To explain this better I will use a different context. Within feminism there are several different schools of thought about how gender equality can be attained. Radical feminism is the belief that the institution of politics is inherently sexist and that will never change, being thus feminism must work outside of politics and create its own mode of enacting change. Liberal feminist thought argues that the only way to make real change in this society is to be a part of society and to work your way up to a place of power where you can enact real change. These same principles can apply to art and institutional critique.
Fraser’s thought process would be very radical, believing that artists who were previously extremely critiquing are buying into the system that they themselves once raved against. But I would argue that those artists have put themselves in a place of power within the art society and therefore are at a greater vantage point to enact change. Fountain by Marcel Duchamp could’ve never been in the position to change the art world entirely if Duchamp had been an unknown voice but Duchamp used his authority in the art world to protest what his peers were doing. Because of this, I don’t think that it is fair for Fraser to argue that real institutional critique is dead but that we should open our minds to being both active participants within a society that we don’t one hundred percent agree with and see the ways in which can improve it from the inside.

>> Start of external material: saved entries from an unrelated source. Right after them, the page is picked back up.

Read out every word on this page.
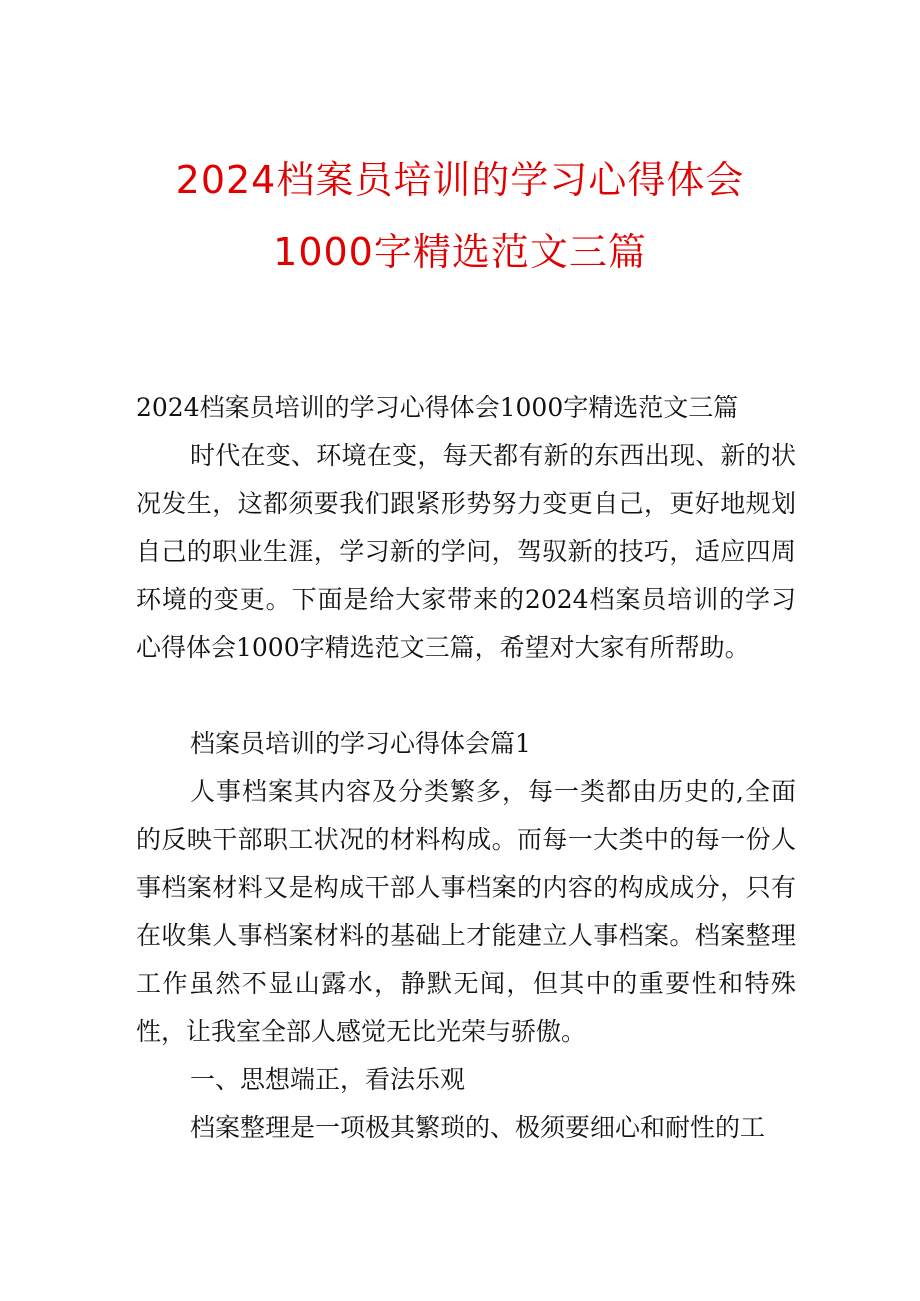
2024档案员培训的学习心得体会
1000字精选范文三篇

2024档案员培训的学习心得体会1000字精选范文三篇

时代在变、环境在变，每天都有新的东西出现、新的状况发生，这都须要我们跟紧形势努力变更自己，更好地规划自己的职业生涯，学习新的学问，驾驭新的技巧，适应四周环境的变更。下面是给大家带来的2024档案员培训的学习心得体会1000字精选范文三篇，希望对大家有所帮助。

档案员培训的学习心得体会篇1

人事档案其内容及分类繁多，每一类都由历史的,全面的反映干部职工状况的材料构成。而每一大类中的每一份人事档案材料又是构成干部人事档案的内容的构成成分，只有在收集人事档案材料的基础上才能建立人事档案。档案整理工作虽然不显山露水，静默无闻，但其中的重要性和特殊性，让我室全部人感觉无比光荣与骄傲。

一、思想端正，看法乐观

档案整理是一项极其繁琐的、极须要细心和耐性的工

Though art can never be entirely public nor should we resign to art being entirely private, institutional critique allows us the ability to critique the art world from inside it's walls so that we can make it better. Arts like Keith Haring who painted the chicago mural could devote time to creating free public art because he also had already sold millions of dollars in paintings that were for the private. In this way, we can see that while we should always critique mighty institutions we can also use those very institutions systems to improve them.